Jihadist dress code used by CNN
Steven Sahiounie, Middle East observer
Senior international correspondents for CNN, Arwa Damon, and Clarissa Ward have both been inside the territory in Syria under the occupation of terrorists, such as Al Qaeda following Radical Islam, which is a political ideology and is not a religion or sect. Damon and Ward dress-up for their part in the drama, and choose to wear headscarves and clothing which are the fashion statement of Radical Islam. Dressing up like the terrorists are not required, and can only mean they do this costuming to move the audience of CNN into accepting Radical Islam as ‘normal’. Syria does not have a dress code for women, it is a free country. Their costuming is not about blending-in, or being accepted by the group they are with, but about legitimizing it.
Damon and Ward illegally enter Syria from Turkey, and they have placed their safety in the hands of terrorists who have beheaded young children, and have caged women like circus animals, parading them before executing them. Unlike their fellow CNN journalist, Fred Pleitgen, the two females have not entered Syria legally as journalists, and with a VISA for entering a foreign country. Fred Pleitgen has been in Syria numerous times and in the hot-spots of East Aleppo as well, but he refuses to enter illegally as the guest of a Jihadist group. His name and reputation as a journalist, un-beholding to Islamist groups, is his professional calling card.
Syria is a secular form of government and has been for over 40 years. While Syria has a majority of Sunni Muslims, they also have a large Christian population, which dates from the days of Christ. If the global typical outfit is jeans and a T-shirt, then Syria is quite typically dressed. The black head to floor outfit that Clarissa Ward wears is not the typical Syrian woman’s outfit.
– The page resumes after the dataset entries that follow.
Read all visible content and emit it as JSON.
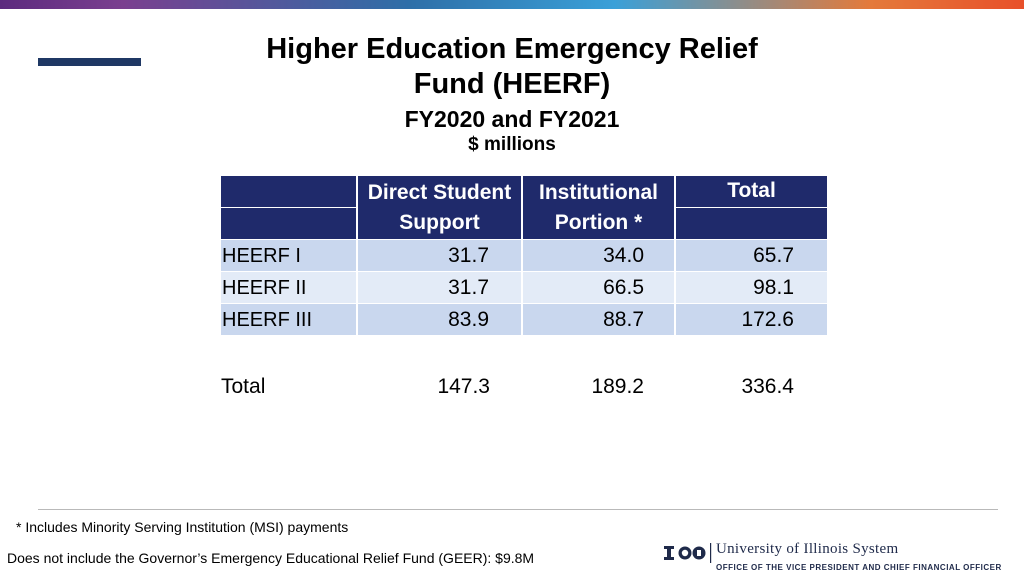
{
  "title": {
    "line1": "Higher Education Emergency Relief",
    "line2": "Fund  (HEERF)",
    "subtitle": "FY2020 and FY2021",
    "units": "$ millions"
  },
  "table": {
    "headers": {
      "direct_line1": "Direct Student",
      "direct_line2": "Support",
      "inst_line1": "Institutional",
      "inst_line2": "Portion *",
      "total": "Total"
    },
    "rows": [
      {
        "label": "HEERF I",
        "direct": "31.7",
        "institutional": "34.0",
        "total": "65.7"
      },
      {
        "label": "HEERF II",
        "direct": "31.7",
        "institutional": "66.5",
        "total": "98.1"
      },
      {
        "label": "HEERF III",
        "direct": "83.9",
        "institutional": "88.7",
        "total": "172.6"
      }
    ],
    "totals": {
      "label": "Total",
      "direct": "147.3",
      "institutional": "189.2",
      "total": "336.4"
    }
  },
  "footnotes": {
    "msi": "* Includes Minority Serving Institution (MSI) payments",
    "geer": "Does not include the Governor’s  Emergency Educational Relief Fund  (GEER): $9.8M"
  },
  "logo": {
    "university": "University of Illinois System",
    "office": "OFFICE OF THE VICE PRESIDENT AND CHIEF FINANCIAL OFFICER"
  },
  "colors": {
    "header_bg": "#1f2a6b",
    "row_dark": "#c9d7ee",
    "row_light": "#e3ebf7",
    "accent": "#1f3864"
  }
}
Clarissa is modeling a style that is worn by Radical Islam and not mainstream Syrian society.
Syria is not Saudi Arabia. While you may find historical and cultural ties in Saudi Arabia to the conservative dress of females, you will not find the same in Syria. Thirty years ago in Syria, most women wore clothes which you could have bought in London or Paris. Beginning in the 1960s, Saudi Arabia began exporting Radical Islam which affected Syria as well as the USA, Europe, Africa, and Asia. Through missionary clerics in Islamic centers founded by the Kingdom in major cities around the world, this creeping dress-code of headscarves and long robes for women made their debut. Notice that men would not be affected, they could continue to wear the same clothes, but this oppressive and discriminatory dress-code was targeting women only. 30 years ago there was not one store located in Latakia, Syria which sold the long military-style trench coat for women, or any store selling headscarves for Islamic purposes. The scarves sold 30 years ago were imported mainly from Italy, and were a fashion accessory for women, who tied them around their throat in the Western-style. The Syrian women wearing headscarves long ago were mainly elderly women from rural communities wearing a white cotton scarf.
Syria and Egypt share some political and cultural ties. President Gamal Abdul Nasser once warned Egyptians that the Muslim Brotherhood wanted Egyptian women to wear a headscarf, and his warning was met with uproarious laughter. One only has to look at the film archives of the Egyptian audience of the singer Oum Kalthoum to see no Egyptian women were wearing a scarf.
Arwa Damon posted on her Twitter page, an opinion piece from Washington Post, penned by two Muslim women who write, “Do not wear a headscarf in “solidarity” with the ideology that most silences us, equating our bodies with “honor.” Stand with us instead with moral courage against the ideology of Islamism that demands we cover our hair.” The pair explains that the Koran does not ask for a hijab (headscarf), and American women who wear the scarf to support Muslim women are supporting the subjugation of women forced to wear a hijab because a male cleric dictates it.
Clarissa Ward worked in partnership with Bilal Abdul Kareem in the making of the documentary “Undercover in Syria”. Kareem is an American member of Al Qaeda in Syria and their media representative. Ward has insisted she is giving voice to the Syrian people, but she has never once spoken with any of the 18 million Syrians living under government control who are the targets of the ‘rebels’ that Ward and Damon portray as heroes.